As you know, CRL has long collected and preserved the documents and publications of domestic and foreign governments, and has acquired in microform the archives of many of those regimes. This has been a way of ensuring that information and documentary evidence vital to scholarship remains available to researchers for the long term.
The digital environment brings new complexities and uncertainties to our task. The immense oceans of information that government agencies produce and collect today, and the inherent fluidity and impermanence of digital media, require a fundamental rethinking of longstanding preservation practices.
At the same time, those very technologies are creating tremendous new possibilities for information access and management. Governments worldwide are committing to “open data,” and a growing army of activists and entrepreneurs are now embracing government transparency as a cause, if not a business opportunity.
The 2014 Global Resources Forum Leviathan: Libraries and Big Government in the Age of Big Data, convened by CRL on April 24-25, explored these new realities and examined the complexities and opportunities that they present.
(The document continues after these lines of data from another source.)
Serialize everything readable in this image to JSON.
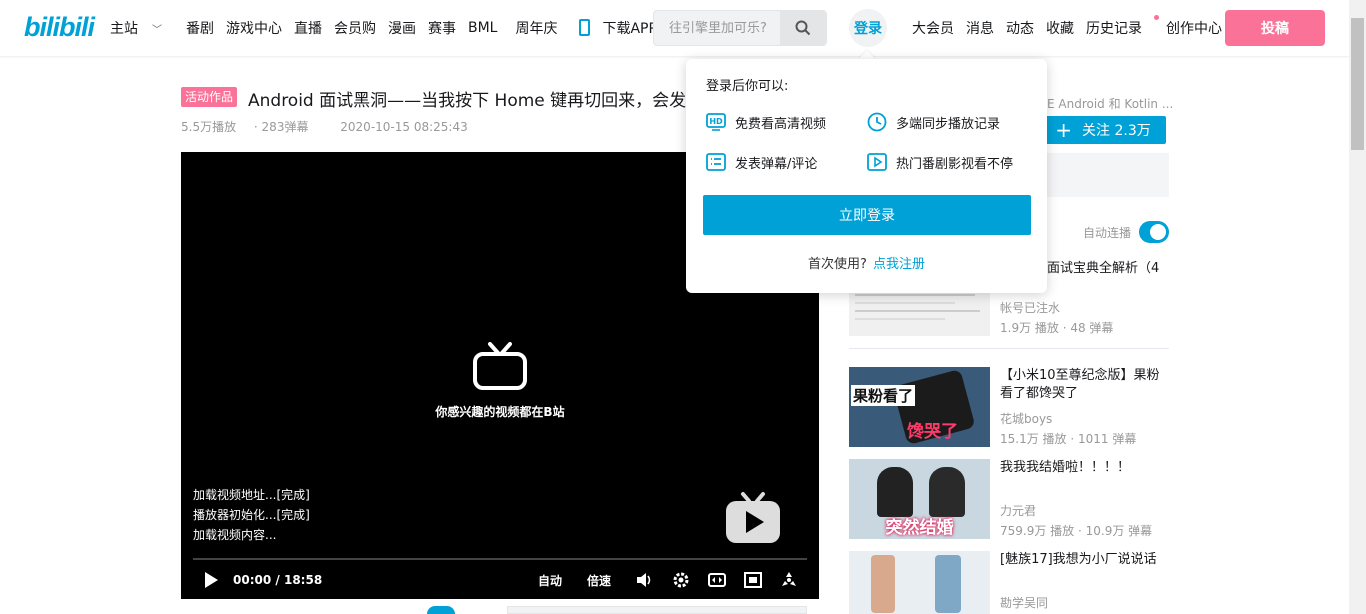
{
  "header": {
    "logo": "bilibili",
    "nav_left": [
      "主站",
      "番剧",
      "游戏中心",
      "直播",
      "会员购",
      "漫画",
      "赛事",
      "BML",
      "周年庆"
    ],
    "download": "下载APP",
    "search_placeholder": "往引擎里加可乐?",
    "login": "登录",
    "nav_right": [
      "大会员",
      "消息",
      "动态",
      "收藏",
      "历史记录",
      "创作中心"
    ],
    "upload": "投稿",
    "accent": "#00a1d6",
    "pink": "#fb7299"
  },
  "video": {
    "badge": "活动作品",
    "title": "Android 面试黑洞——当我按下 Home 键再切回来，会发",
    "views": "5.5万播放",
    "danmaku": "283弹幕",
    "date": "2020-10-15 08:25:43"
  },
  "player": {
    "slogan": "你感兴趣的视频都在B站",
    "log": [
      "加载视频地址...[完成]",
      "播放器初始化...[完成]",
      "加载视频内容..."
    ],
    "current_time": "00:00",
    "separator": "/",
    "duration": "18:58",
    "auto": "自动",
    "speed": "倍速"
  },
  "sidebar": {
    "author_snippet": "E Android 和 Kotlin ...",
    "follow": "关注 2.3万",
    "autoplay": "自动连播",
    "first_title_snippet": "面试宝典全解析（4",
    "recs": [
      {
        "title": "",
        "up": "帐号已注水",
        "stats": "1.9万 播放 · 48 弹幕"
      },
      {
        "title": "【小米10至尊纪念版】果粉看了都馋哭了",
        "up": "花城boys",
        "stats": "15.1万 播放 · 1011 弹幕",
        "thumb_text_1": "果粉看了",
        "thumb_text_2": "馋哭了"
      },
      {
        "title": "我我我结婚啦！！！！",
        "up": "力元君",
        "stats": "759.9万 播放 · 10.9万 弹幕",
        "thumb_text": "突然结婚"
      },
      {
        "title": "[魅族17]我想为小厂说说话",
        "up": "勘学吴同",
        "stats": ""
      }
    ]
  },
  "popup": {
    "heading": "登录后你可以:",
    "perks": [
      "免费看高清视频",
      "多端同步播放记录",
      "发表弹幕/评论",
      "热门番剧影视看不停"
    ],
    "login_button": "立即登录",
    "first_use": "首次使用?",
    "register": "点我注册"
  }
}
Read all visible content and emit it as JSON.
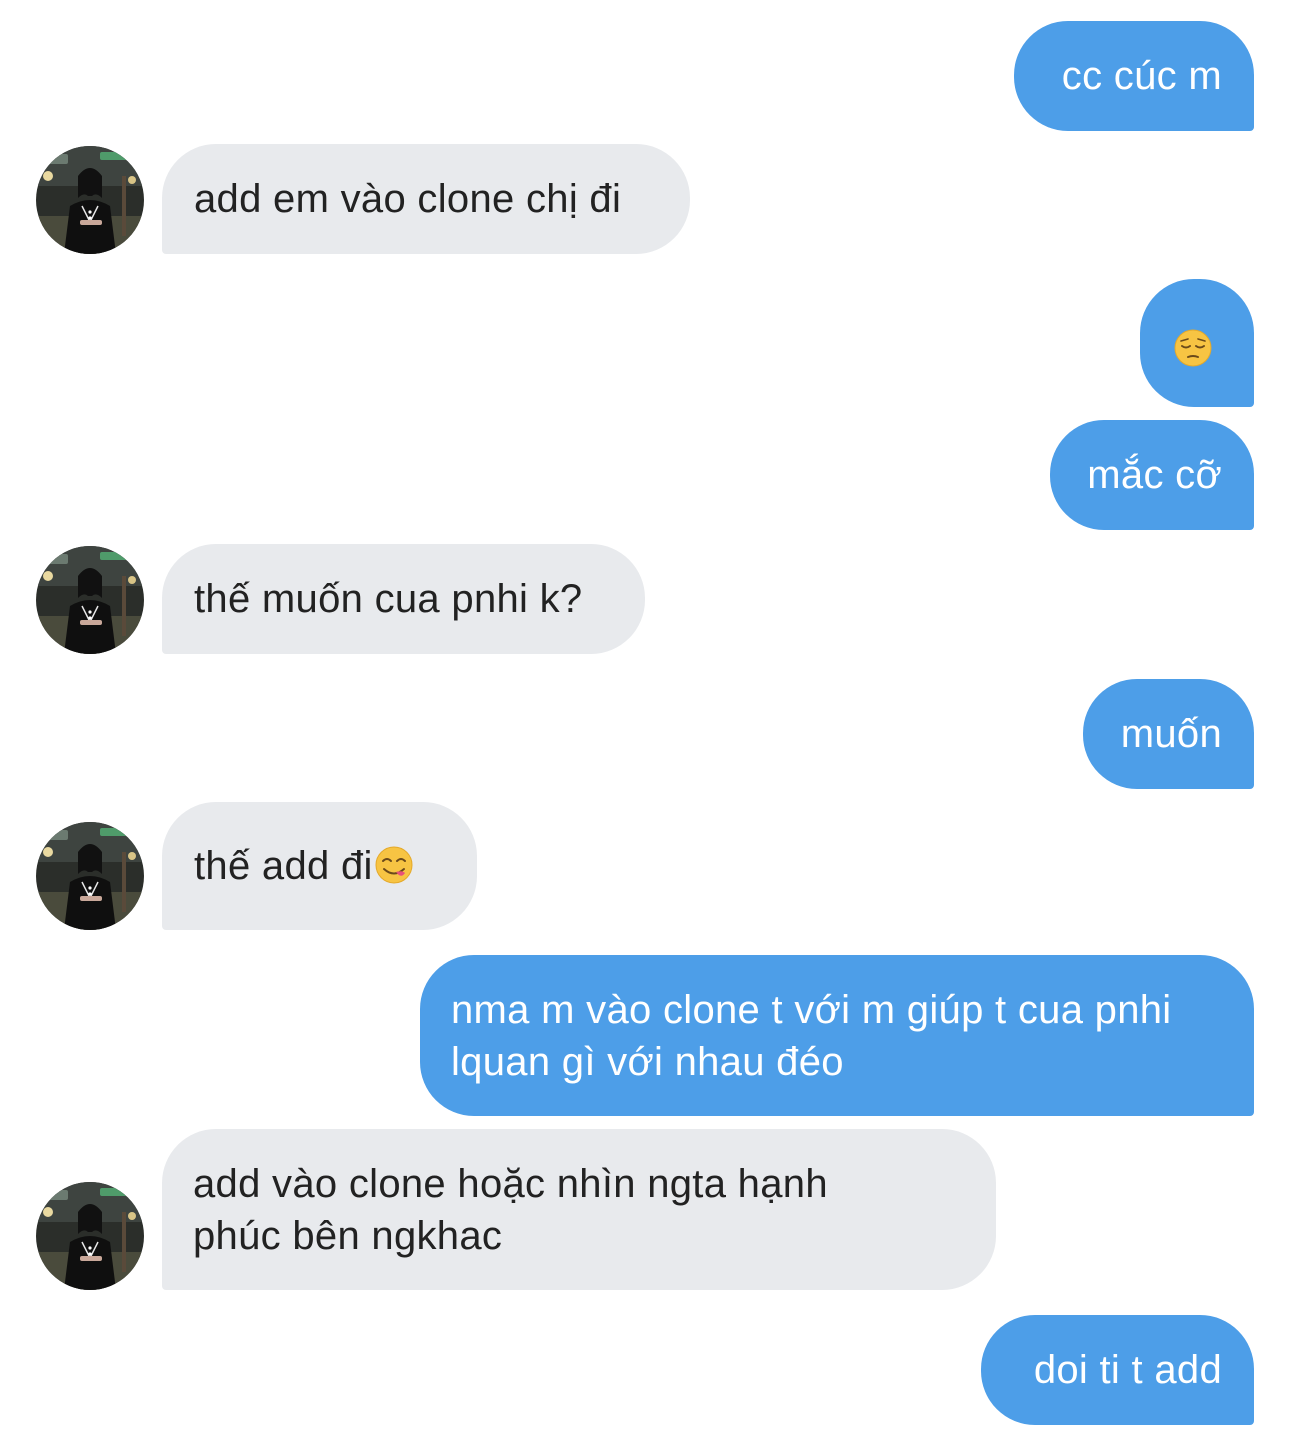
{
  "conversation": {
    "messages": [
      {
        "direction": "outgoing",
        "text": "cc cúc m"
      },
      {
        "direction": "incoming",
        "text": "add em vào clone chị đi"
      },
      {
        "direction": "outgoing",
        "emoji": "pensive-face"
      },
      {
        "direction": "outgoing",
        "text": "mắc cỡ"
      },
      {
        "direction": "incoming",
        "text": "thế muốn cua pnhi k?"
      },
      {
        "direction": "outgoing",
        "text": "muốn"
      },
      {
        "direction": "incoming",
        "text": "thế add đi",
        "emoji": "face-savoring-food"
      },
      {
        "direction": "outgoing",
        "text": "nma m vào clone t với m giúp t cua pnhi lquan gì với nhau đéo"
      },
      {
        "direction": "incoming",
        "text": "add vào clone hoặc nhìn ngta hạnh phúc bên ngkhac"
      },
      {
        "direction": "outgoing",
        "text": "doi ti t add"
      }
    ]
  },
  "colors": {
    "outgoing_bubble": "#4d9ee8",
    "incoming_bubble": "#e8eaed",
    "outgoing_text": "#ffffff",
    "incoming_text": "#222222",
    "background": "#ffffff"
  }
}
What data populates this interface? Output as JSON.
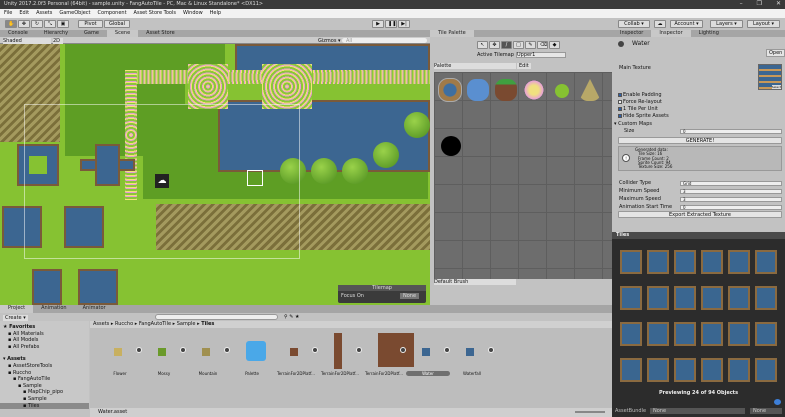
{
  "window": {
    "title": "Unity 2017.2.0f3 Personal (64bit) - sample.unity - FangAutoTile - PC, Mac & Linux Standalone* <DX11>",
    "controls": [
      "–",
      "❐",
      "✕"
    ]
  },
  "menu": [
    "File",
    "Edit",
    "Assets",
    "GameObject",
    "Component",
    "Asset Store Tools",
    "Window",
    "Help"
  ],
  "toolbar": {
    "pivot": "Pivot",
    "global": "Global",
    "collab": "Collab ▾",
    "account": "Account ▾",
    "layers": "Layers ▾",
    "layout": "Layout ▾",
    "play": "▶",
    "pause": "❚❚",
    "step": "▶|"
  },
  "left_tabs": [
    "Console",
    "Hierarchy",
    "Game",
    "Scene",
    "Asset Store"
  ],
  "scene_bar": {
    "shading": "Shaded",
    "mode": "2D",
    "gizmos": "Gizmos ▾",
    "search_placeholder": "All"
  },
  "tilemap_overlay": {
    "title": "Tilemap",
    "focus_label": "Focus On",
    "focus_value": "None"
  },
  "palette": {
    "tab": "Tile Palette",
    "active_tilemap_label": "Active Tilemap",
    "active_tilemap_value": "Upper1",
    "palette_value": "Palette",
    "edit": "Edit",
    "brush": "Default Brush"
  },
  "inspector": {
    "tabs": [
      "Inspector",
      "Inspector",
      "Lighting"
    ],
    "object": "Water",
    "open": "Open",
    "main_texture": "Main Texture",
    "select": "Select",
    "checks": [
      {
        "label": "Enable Padding",
        "on": true
      },
      {
        "label": "Force Re-layout",
        "on": false
      },
      {
        "label": "1 Tile Per Unit",
        "on": true
      },
      {
        "label": "Hide Sprite Assets",
        "on": true
      }
    ],
    "custom_maps": "Custom Maps",
    "size_label": "Size",
    "size_value": "0",
    "generate": "GENERATE!",
    "info": [
      "Generated data:",
      "Tile Size: 16",
      "Frame Count: 2",
      "Sprite Count: 94",
      "Texture Size: 256"
    ],
    "collider_label": "Collider Type",
    "collider_value": "Grid",
    "min_speed_label": "Minimum Speed",
    "min_speed": "3",
    "max_speed_label": "Maximum Speed",
    "max_speed": "3",
    "anim_start_label": "Animation Start Time",
    "anim_start": "0",
    "export": "Export Extracted Texture"
  },
  "tiles_preview": {
    "title": "Tiles",
    "caption": "Previewing 24 of 94 Objects",
    "assetbundle": "AssetBundle",
    "none1": "None",
    "none2": "None"
  },
  "project": {
    "tabs": [
      "Project",
      "Animation",
      "Animator"
    ],
    "create": "Create ▾",
    "tree": [
      {
        "label": "Favorites",
        "depth": 0
      },
      {
        "label": "All Materials",
        "depth": 1
      },
      {
        "label": "All Models",
        "depth": 1
      },
      {
        "label": "All Prefabs",
        "depth": 1
      },
      {
        "label": "Assets",
        "depth": 0
      },
      {
        "label": "AssetStoreTools",
        "depth": 1
      },
      {
        "label": "Rucchо",
        "depth": 1
      },
      {
        "label": "FangAutoTile",
        "depth": 2
      },
      {
        "label": "Sample",
        "depth": 3
      },
      {
        "label": "MapChip_pipo",
        "depth": 4
      },
      {
        "label": "Sample",
        "depth": 4
      },
      {
        "label": "Tiles",
        "depth": 4
      }
    ],
    "breadcrumb": [
      "Assets",
      "Rucchо",
      "FangAutoTile",
      "Sample",
      "Tiles"
    ],
    "assets": [
      "Flower",
      "Mossy",
      "Mountain",
      "Palette",
      "TerrainFor2DPlatf...",
      "TerrainFor2DPlatf...",
      "TerrainFor2DPlatf...",
      "Water",
      "Waterfall"
    ],
    "selected": "Water.asset"
  }
}
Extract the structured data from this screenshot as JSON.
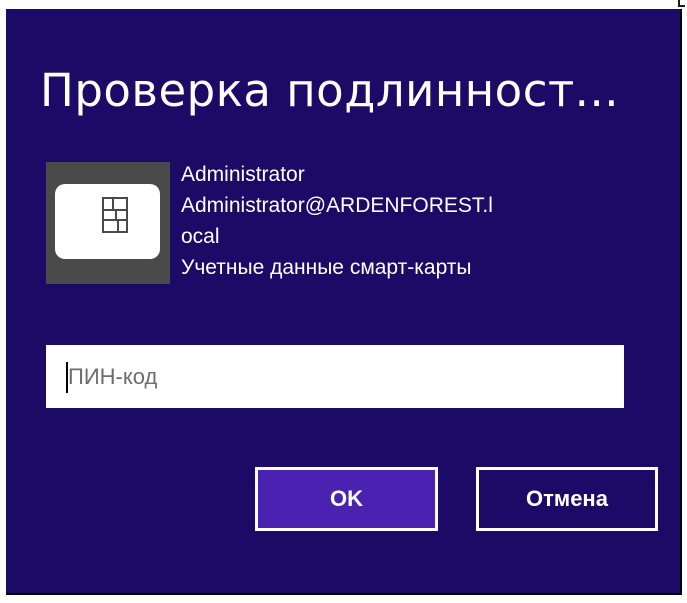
{
  "dialog": {
    "title": "Проверка подлинност...",
    "background_color": "#1b0a66"
  },
  "credential": {
    "icon": "smart-card-icon",
    "user_name": "Administrator",
    "upn_line1": "Administrator@ARDENFOREST.l",
    "upn_line2": "ocal",
    "credential_type": "Учетные данные смарт-карты"
  },
  "pin": {
    "placeholder": "ПИН-код",
    "value": ""
  },
  "buttons": {
    "ok_label": "OK",
    "ok_color": "#4b21b1",
    "cancel_label": "Отмена"
  }
}
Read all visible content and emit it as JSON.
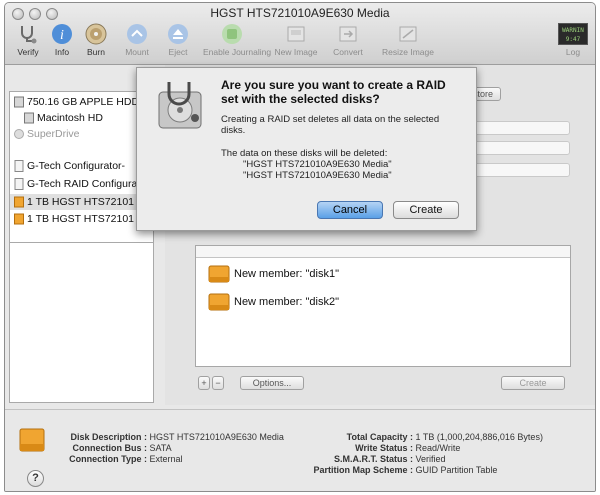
{
  "window": {
    "title": "HGST HTS721010A9E630 Media"
  },
  "toolbar": {
    "items": [
      {
        "label": "Verify",
        "icon": "stethoscope-icon",
        "enabled": true
      },
      {
        "label": "Info",
        "icon": "info-icon",
        "enabled": true
      },
      {
        "label": "Burn",
        "icon": "burn-disc-icon",
        "enabled": true
      },
      {
        "label": "Mount",
        "icon": "mount-icon",
        "enabled": false
      },
      {
        "label": "Eject",
        "icon": "eject-icon",
        "enabled": false
      },
      {
        "label": "Enable Journaling",
        "icon": "journaling-icon",
        "enabled": false
      },
      {
        "label": "New Image",
        "icon": "new-image-icon",
        "enabled": false
      },
      {
        "label": "Convert",
        "icon": "convert-icon",
        "enabled": false
      },
      {
        "label": "Resize Image",
        "icon": "resize-image-icon",
        "enabled": false
      }
    ],
    "log_label": "Log",
    "log_badge": "WARNIN 9:47"
  },
  "sidebar": {
    "items": [
      {
        "label": "750.16 GB APPLE HDD",
        "type": "internal-disk",
        "dim": false
      },
      {
        "label": "Macintosh HD",
        "type": "volume",
        "dim": false
      },
      {
        "label": "SuperDrive",
        "type": "optical",
        "dim": true
      },
      {
        "label": "G-Tech Configurator-",
        "type": "image",
        "dim": false
      },
      {
        "label": "G-Tech RAID Configurat",
        "type": "image",
        "dim": false
      },
      {
        "label": "1 TB HGST HTS72101",
        "type": "external-disk",
        "dim": false,
        "selected": true
      },
      {
        "label": "1 TB HGST HTS72101",
        "type": "external-disk",
        "dim": false,
        "selected": false
      }
    ]
  },
  "main": {
    "restore_tab": "store",
    "members": [
      {
        "label": "New member: \"disk1\""
      },
      {
        "label": "New member: \"disk2\""
      }
    ],
    "add_label": "+",
    "remove_label": "−",
    "options_label": "Options...",
    "create_label": "Create"
  },
  "dialog": {
    "title": "Are you sure you want to create a RAID set with the selected disks?",
    "message": "Creating a RAID set deletes all data on the selected disks.",
    "data_note": "The data on these disks will be deleted:",
    "disks": [
      "\"HGST HTS721010A9E630 Media\"",
      "\"HGST HTS721010A9E630 Media\""
    ],
    "cancel_label": "Cancel",
    "create_label": "Create",
    "accent": "#5aa0e7"
  },
  "info": {
    "left": [
      {
        "key": "Disk Description :",
        "value": "HGST HTS721010A9E630 Media"
      },
      {
        "key": "Connection Bus :",
        "value": "SATA"
      },
      {
        "key": "Connection Type :",
        "value": "External"
      }
    ],
    "right": [
      {
        "key": "Total Capacity :",
        "value": "1 TB (1,000,204,886,016 Bytes)"
      },
      {
        "key": "Write Status :",
        "value": "Read/Write"
      },
      {
        "key": "S.M.A.R.T. Status :",
        "value": "Verified"
      },
      {
        "key": "Partition Map Scheme :",
        "value": "GUID Partition Table"
      }
    ],
    "help_label": "?"
  }
}
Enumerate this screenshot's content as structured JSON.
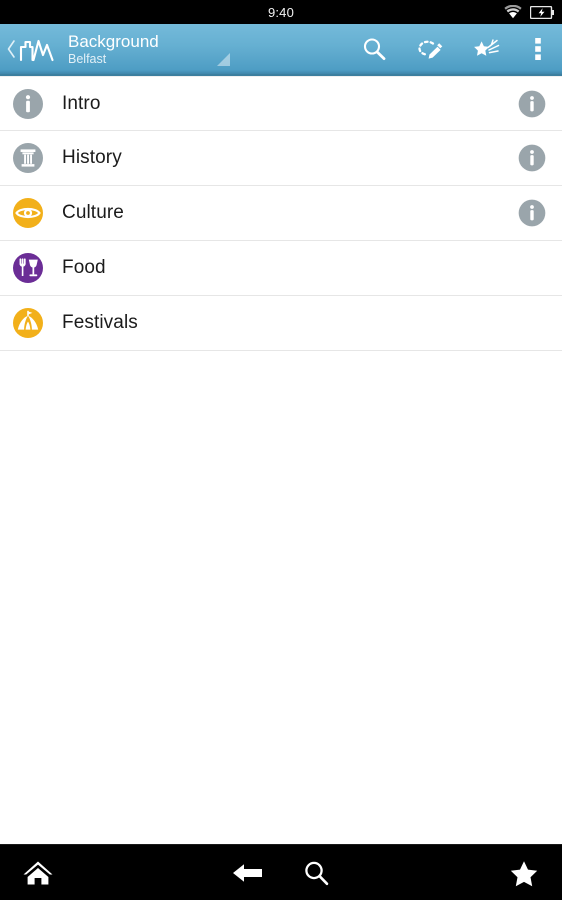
{
  "status_bar": {
    "time": "9:40",
    "wifi_icon": "wifi-icon",
    "battery_icon": "battery-charging-icon"
  },
  "app_bar": {
    "back_icon": "back-chevron-icon",
    "logo_icon": "skyline-logo-icon",
    "title": "Background",
    "subtitle": "Belfast",
    "spinner_icon": "dropdown-caret-icon",
    "accent_color": "#66b0d2",
    "actions": [
      {
        "name": "search-icon",
        "label": "Search"
      },
      {
        "name": "edit-route-icon",
        "label": "Edit"
      },
      {
        "name": "star-sparkle-icon",
        "label": "Highlights"
      },
      {
        "name": "overflow-menu-icon",
        "label": "More options"
      }
    ]
  },
  "list": {
    "items": [
      {
        "label": "Intro",
        "icon": "info-circle-icon",
        "icon_color": "#9aa5ab",
        "has_info": true
      },
      {
        "label": "History",
        "icon": "pillar-icon",
        "icon_color": "#9aa5ab",
        "has_info": true
      },
      {
        "label": "Culture",
        "icon": "eye-icon",
        "icon_color": "#f2b01a",
        "has_info": true
      },
      {
        "label": "Food",
        "icon": "fork-wineglass-icon",
        "icon_color": "#6b2d96",
        "has_info": false
      },
      {
        "label": "Festivals",
        "icon": "festival-tent-icon",
        "icon_color": "#f2b01a",
        "has_info": false
      }
    ],
    "info_badge_color": "#9aa5ab"
  },
  "bottom_nav": {
    "background_color": "#000000",
    "buttons": [
      {
        "name": "home-icon",
        "label": "Home"
      },
      {
        "name": "back-arrow-icon",
        "label": "Back"
      },
      {
        "name": "search-icon",
        "label": "Search"
      },
      {
        "name": "star-icon",
        "label": "Favorites"
      }
    ]
  }
}
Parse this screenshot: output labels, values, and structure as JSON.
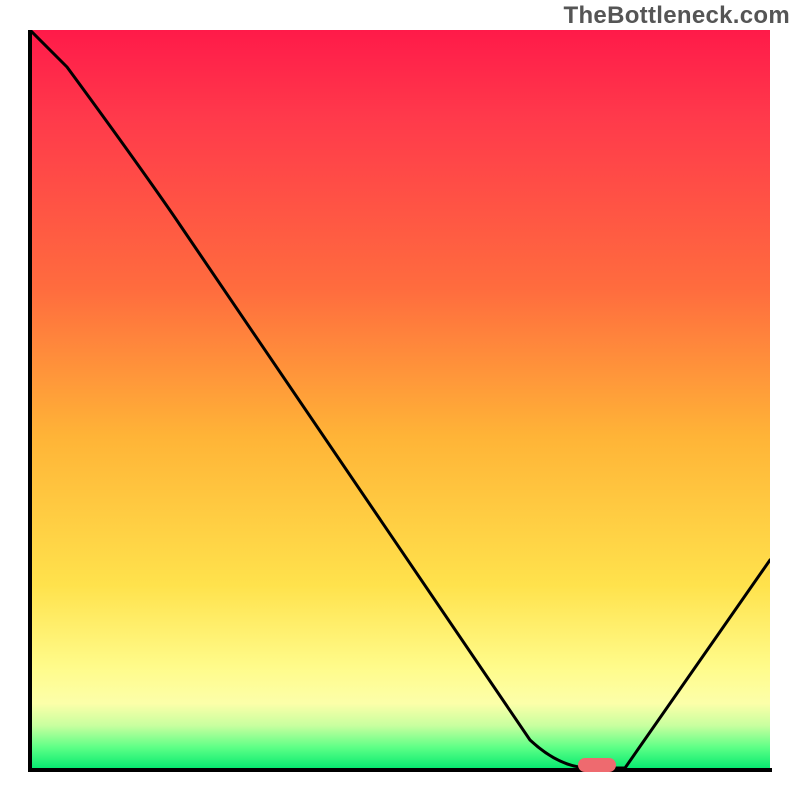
{
  "watermark": "TheBottleneck.com",
  "chart_data": {
    "type": "line",
    "title": "",
    "xlabel": "",
    "ylabel": "",
    "xlim": [
      0,
      100
    ],
    "ylim": [
      0,
      100
    ],
    "x": [
      0,
      5,
      20,
      40,
      60,
      68,
      74,
      80,
      100
    ],
    "values": [
      100,
      95,
      74,
      48,
      20,
      4,
      0,
      0,
      28
    ],
    "optimum_x": 77,
    "optimum_y": 0,
    "gradient_stops": [
      {
        "pos": 0,
        "color": "#ff1a49"
      },
      {
        "pos": 12,
        "color": "#ff3a4b"
      },
      {
        "pos": 35,
        "color": "#ff6c3e"
      },
      {
        "pos": 55,
        "color": "#ffb437"
      },
      {
        "pos": 75,
        "color": "#ffe24c"
      },
      {
        "pos": 86,
        "color": "#fffb8a"
      },
      {
        "pos": 91,
        "color": "#fcffa9"
      },
      {
        "pos": 94,
        "color": "#c8ff9f"
      },
      {
        "pos": 97,
        "color": "#5cff86"
      },
      {
        "pos": 100,
        "color": "#00e86e"
      }
    ]
  }
}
Forum speakers – leaders, experts, practitioners, and creative thinkers in the field -- identified ways in which “e-government” threatens the long-term integrity and accessibility of government information. The discussions also yielded five broad strategies that research libraries, individually and collectively, can adopt to address those threats.
The presentations and discussions are now archived online at: www.crl.edu/leviathan. A full report of the event and a detailed action plan for CRL will appear in CRL’s newsletter this summer. Meanwhile, I want to you give you the attached brief synopsis of the challenges and strategies, as they will inform CRL planning and priorities in the field of government information for the coming years.
The activities called for may not resemble those one traditionally associates with CRL, but we believe that they are best suited to the challenges we face. I welcome your thoughts and advice.